Sorry no, as I said before it looks to me like there are two instances of nodejs-cloudant, one does indeed appear to have valid creds (as there are successful requests after the token timeout) and one does not (stops after the 401).

[bjzhangl]

@ricellis we found the same issue in another cloudant instance which is affected by dos attack on May 24. At first we can receive response from cloudant after about more than 30min or 1 hour when our requests were sent out. And then we can not receive anything. And the api hangs at getting data from cloudant. This is our setting for cloudantdb. We have only one cloudant instance on each server.

ev.db = new Cloudant({
        url: ev.dbUrl,
        maxAttempt: 5,
        plugins: [
            {
                iamauth: {
                    iamTokenUrl: iamTokenUrl,
                    iamApiKey: apikey
                }
            },
            {
                'retry': {
                    retryErrors: true,
                    retryStatusCodes: [429, 500, 501, 502, 503, 504],
                    retryInitialDelayMsecs: 1000,
                }
            },
        ]
    });

This is how we get data from cloudant.

db.get(id, function(err, result) {
        if(err) {
            callback(cloudantError(err));
            return;
        }
        callback(null, result);
    });

My question is that does nodejs-cloudant return an error when a request is sent out and does not receive a response exceed a default time setting? Or we need to set this when new a cloudant instance? This is one cloudant log which shows haproxy accept request at 13:17:36.700 but receive all request message at about 13:58:06.

May 25 13:58:06 lb1.bm-cc-us-east-02 lb1.bm-cc-us-east-02 haproxy[29101]: 52.116.29.19:36306 [25/May/2021:13:17:36.700] http_proxy~ bm-cc-us-east-02/<NOSRV> 122176/20664/2429898/-1/-1/-1/-1/2572738/2572738/2429898 -1 0 - - cR-- 8772/8772/1733/0/4 0/0 {nodejs-cloudant/4.2.2 (Node.js v12.21.0)|3cfbe857-533e-4160-9cd4-f9908c38441d-bluemix||TLSv1.3||TLS_AES_256_GCM_SHA384|lookup} {||||||} "GET /dbaas_cluster/29c11df7-d68a-4f06-9777-27785e55a25d HTTP/1.1" acct:"3cfbe857-533e-4160-9cd4-f9908c38441d-bluemix"

[ricellis]

My question is that does nodejs-cloudant return an error when a request is sent out and does not receive a response exceed a default time setting? Or we need to set this when new a cloudant instance?

I thought there was a default timeout configured somewhere, but I can't see it - so I guess there is no read timeout applied by default. I believe an underlying OS connect timeout (usually 20s) does apply and will return an error if nodejs-cloudant could not connect to the server.

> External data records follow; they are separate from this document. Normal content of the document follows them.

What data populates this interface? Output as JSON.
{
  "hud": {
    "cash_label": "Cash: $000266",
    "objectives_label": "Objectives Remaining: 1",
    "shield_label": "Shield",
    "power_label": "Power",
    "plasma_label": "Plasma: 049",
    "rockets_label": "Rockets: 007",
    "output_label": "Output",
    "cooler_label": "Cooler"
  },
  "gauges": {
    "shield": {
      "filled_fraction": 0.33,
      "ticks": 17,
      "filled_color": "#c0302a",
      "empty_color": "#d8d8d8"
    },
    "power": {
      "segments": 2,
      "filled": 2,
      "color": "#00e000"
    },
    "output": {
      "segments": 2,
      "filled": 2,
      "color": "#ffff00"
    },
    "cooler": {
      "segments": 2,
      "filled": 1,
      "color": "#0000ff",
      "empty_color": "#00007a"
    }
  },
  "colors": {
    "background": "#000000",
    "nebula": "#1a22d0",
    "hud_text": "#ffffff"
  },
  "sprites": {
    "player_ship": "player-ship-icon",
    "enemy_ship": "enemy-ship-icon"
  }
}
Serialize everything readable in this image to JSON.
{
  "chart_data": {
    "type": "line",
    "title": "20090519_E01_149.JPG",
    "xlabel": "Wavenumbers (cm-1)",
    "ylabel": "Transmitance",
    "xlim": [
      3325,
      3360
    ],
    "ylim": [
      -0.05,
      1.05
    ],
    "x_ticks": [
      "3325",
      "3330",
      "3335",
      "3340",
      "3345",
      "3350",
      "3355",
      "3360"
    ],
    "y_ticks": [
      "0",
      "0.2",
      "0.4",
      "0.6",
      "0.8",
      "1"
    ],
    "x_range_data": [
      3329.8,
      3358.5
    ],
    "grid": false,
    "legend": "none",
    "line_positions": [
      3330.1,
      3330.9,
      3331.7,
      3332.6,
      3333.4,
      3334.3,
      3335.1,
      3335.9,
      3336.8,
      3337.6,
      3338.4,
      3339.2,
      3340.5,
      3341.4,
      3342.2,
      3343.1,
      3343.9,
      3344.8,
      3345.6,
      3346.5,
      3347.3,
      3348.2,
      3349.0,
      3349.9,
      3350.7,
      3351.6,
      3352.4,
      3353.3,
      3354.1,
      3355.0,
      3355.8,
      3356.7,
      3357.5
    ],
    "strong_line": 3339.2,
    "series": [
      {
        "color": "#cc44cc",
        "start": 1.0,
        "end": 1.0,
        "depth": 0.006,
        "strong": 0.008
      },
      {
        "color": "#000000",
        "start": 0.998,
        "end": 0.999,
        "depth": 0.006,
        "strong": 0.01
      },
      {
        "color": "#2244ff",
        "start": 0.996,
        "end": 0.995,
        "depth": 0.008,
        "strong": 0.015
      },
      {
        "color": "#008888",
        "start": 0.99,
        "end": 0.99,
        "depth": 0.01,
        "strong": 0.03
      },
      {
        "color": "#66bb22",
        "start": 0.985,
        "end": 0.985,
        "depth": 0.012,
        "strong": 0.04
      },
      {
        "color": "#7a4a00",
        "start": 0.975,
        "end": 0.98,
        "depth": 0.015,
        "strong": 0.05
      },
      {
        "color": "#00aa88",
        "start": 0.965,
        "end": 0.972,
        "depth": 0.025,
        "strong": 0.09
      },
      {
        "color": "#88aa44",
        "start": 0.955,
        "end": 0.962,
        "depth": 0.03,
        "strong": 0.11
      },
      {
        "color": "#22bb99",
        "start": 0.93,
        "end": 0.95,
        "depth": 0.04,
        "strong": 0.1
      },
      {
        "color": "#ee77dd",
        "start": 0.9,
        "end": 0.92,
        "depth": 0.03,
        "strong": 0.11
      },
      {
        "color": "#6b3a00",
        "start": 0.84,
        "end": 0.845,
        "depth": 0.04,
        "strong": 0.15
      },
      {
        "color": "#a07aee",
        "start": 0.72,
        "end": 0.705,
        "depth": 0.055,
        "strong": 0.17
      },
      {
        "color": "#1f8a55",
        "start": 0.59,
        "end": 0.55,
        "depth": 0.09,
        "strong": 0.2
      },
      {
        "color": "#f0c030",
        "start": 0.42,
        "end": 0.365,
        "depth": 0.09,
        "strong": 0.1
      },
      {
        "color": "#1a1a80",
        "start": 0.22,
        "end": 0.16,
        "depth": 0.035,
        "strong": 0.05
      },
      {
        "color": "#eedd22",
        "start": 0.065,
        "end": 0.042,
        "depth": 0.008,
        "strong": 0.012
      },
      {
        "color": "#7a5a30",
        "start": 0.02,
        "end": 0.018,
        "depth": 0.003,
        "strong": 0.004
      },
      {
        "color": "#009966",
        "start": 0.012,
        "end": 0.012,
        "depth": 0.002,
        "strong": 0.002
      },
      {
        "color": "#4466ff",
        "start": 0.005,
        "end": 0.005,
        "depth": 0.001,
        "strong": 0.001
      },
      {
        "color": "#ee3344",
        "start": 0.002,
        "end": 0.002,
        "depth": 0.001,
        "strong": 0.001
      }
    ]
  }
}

You can configure a timeout property in the requestDefaults.

Note that the timeout errors will be suppressed by your retry configuration until after all the attempts. So if you do configure a timeout of say 30s and , in your case it will take nearly 3 minutes to actually return a timeout error because of the 5 attempts, plus the doubling back-off.

This is one cloudant log which shows haproxy accept request at 13:17:36.700 but receive all request message at about 13:58:06.

The cR termination state from that log entry indicates the server was still attempting to read the request from the client when it terminated. As such I'm unsure whether a read timeout would have actually helped in this case since the client was still sending. The server disconnect will cause an error to be returned in nodejs-cloudant, but if all 5 attempts of your request took around 40 min to get disconnected then you wouldn't see it for ~200 min. Normally the server would disconnect if the request was not fully received from the client within 2.5 minutes, but obviously in this case the server was not behaving typically.